Además, se reducen los costes indirectos como los repuestos, los traslados al taller y el tiempo de inactividad durante los servicios.
Combustible barato, y cada vez más.
El combustible representa el mayor coste para cualquier propietario u operador de cualquier vehículo. Mientras que los precios pueden variar en función de la época del año o el lugar, la electricidad es casi siempre más barata que el gasóleo ademas, las tendencias actuales sugieren que las diferencias entre estas dos serán cada vez mayor. Cada vez son más los gobiernos que aumentan los impuestos al gasóleo y, al mismo tiempo, reducen los impuestos sobre la electricidad.
Incentivos, impuestos y regulaciones
El..Los impuestos sobre el combustible son sólo una de las maneras que tienen los gobiernos y las autoridades de incitar a la gente para dejar de usar el gasóleo. Las estrictas regulaciones y las normas sobre emisiones también pueden afectar al coste total de la propiedad (TCO) de un vehículo diésel, de forma directa e indirecta. Al mismo tiempo, cada vez hay más y más incentivos, como exenciones fiscales para empresas que utilicen combustibles más limpios.
«Debido al Pacto Verde Europeo y a los compromisos de la administración de Biden, estamos viendo muchas políticas diferentes que están diseñadas para forzar el abandono de los combustibles fósiles», dice Irina.«Hay que tenerlas en cuenta a la hora de calcular el TCO – tanto las normativas actuales y futuras como los paquetes de recuperación y las inversiones en infraestructuras – porque pueden tener un gran impacto.»
Ciclos de tracción e infraestructura de recarga.
La forma y el lugar en que opera un vehículo, así como el acceso a las instalaciones de recarga, también influyen significativamente en el TCO de una línea motriz eléctrica, especialmente si se requiere una inversión en infraestructura de recarga. Por esta razón, los vehículos que operan en lugares remotos, como es la agricultura y la silvicultura, son menos adecuados desde el punto de vista del TCO (aunque una línea motriz híbrida podría seguir siendo económicamente viable). Sin embargo, en aplicaciones de baja demanda energética que pasan la mayor parte del tiempo con el motor al ralentí o con cargas bajas, y en las que los vehículos operan en entornos cerrados con fácil acceso a instalaciones de carga, el TCO mejora drásticamente.

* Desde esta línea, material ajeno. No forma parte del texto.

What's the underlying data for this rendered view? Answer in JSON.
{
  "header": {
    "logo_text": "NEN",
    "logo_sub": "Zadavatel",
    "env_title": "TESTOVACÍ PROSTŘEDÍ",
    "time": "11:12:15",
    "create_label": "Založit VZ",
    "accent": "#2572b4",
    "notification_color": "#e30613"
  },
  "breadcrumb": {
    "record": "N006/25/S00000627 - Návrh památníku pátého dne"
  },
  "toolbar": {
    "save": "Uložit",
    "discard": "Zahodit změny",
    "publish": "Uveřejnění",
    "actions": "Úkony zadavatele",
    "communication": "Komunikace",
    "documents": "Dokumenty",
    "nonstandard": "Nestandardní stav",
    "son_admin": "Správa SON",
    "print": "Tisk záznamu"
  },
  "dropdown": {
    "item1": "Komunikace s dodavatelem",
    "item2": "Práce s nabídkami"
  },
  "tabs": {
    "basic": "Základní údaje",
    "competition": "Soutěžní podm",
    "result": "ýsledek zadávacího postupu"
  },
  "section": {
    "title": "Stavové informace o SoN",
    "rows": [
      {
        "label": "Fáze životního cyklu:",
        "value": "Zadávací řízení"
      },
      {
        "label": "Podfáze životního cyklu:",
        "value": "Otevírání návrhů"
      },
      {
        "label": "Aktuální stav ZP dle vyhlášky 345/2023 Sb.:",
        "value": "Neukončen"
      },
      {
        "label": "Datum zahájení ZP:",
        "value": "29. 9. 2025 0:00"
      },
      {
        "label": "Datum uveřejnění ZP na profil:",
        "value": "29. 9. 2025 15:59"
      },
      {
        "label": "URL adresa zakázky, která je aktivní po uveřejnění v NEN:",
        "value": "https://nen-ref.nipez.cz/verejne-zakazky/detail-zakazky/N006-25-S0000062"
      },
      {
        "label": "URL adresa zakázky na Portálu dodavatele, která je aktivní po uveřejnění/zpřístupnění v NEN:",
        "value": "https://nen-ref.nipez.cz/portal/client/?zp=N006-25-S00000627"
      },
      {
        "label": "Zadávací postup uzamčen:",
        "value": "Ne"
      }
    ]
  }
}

«Por eso vemos una tasa de adopción tan alta en la manipulación de materiales», afirma Irina. «La línea motriz necesaria es relativamente sencilla y no requiere demasiada potencia, y hay muchas posibilidades de recarga. Los puertos, centros de distribución y aeropuertos también son entornos perfectos para los vehículos eléctricos. Sustituyendo los equipos diésel por eléctricos con batería, pueden mejorar la productividad y reducir los costes de combustible y mantenimiento.»
No se pierda este espacio
Las líneas motrices eléctricas y las baterías de iones de litio evolucionan a gran velocidad. A medida que el coste de las baterías siga disminuyendo y mejore su capacidad, el TCO de una línea motriz eléctrica también mejorará. Y a medida que lo haga, la electricidad se convertirá en una opción atractiva para cada vez más empresas y aplicaciones. En resumen, aunque el TCO de un vehículo eléctrico no sea rentable actualmente, el ritmo de las tendencias actuales significa que podría serlo muy pronto. Merece la pena estar atento a los próximos desarrollos, y siempre teniendo en cuenta el TCO.
Irina Lioufko es Directora de Desarrollo Empresarial en Volvo Penta, y está especializada en estrategia e inteligencia de mercado, así como en desarrollo empresarial y modelado para una oferta de productos mejorada, como es la electromovilidad. Lleva dos años y medio en Volvo Penta, donde ha trabajado en los segmentos industriales. Antes de unirse a Volvo Penta, Irina ha trabajó dentro del Grupo Volvo en una amplia variedad de áreas, incluyendo Estrategia y Planificación, Desarrollo de Negocio y Transformación, Servicios Conectados, Posventa e Innovación.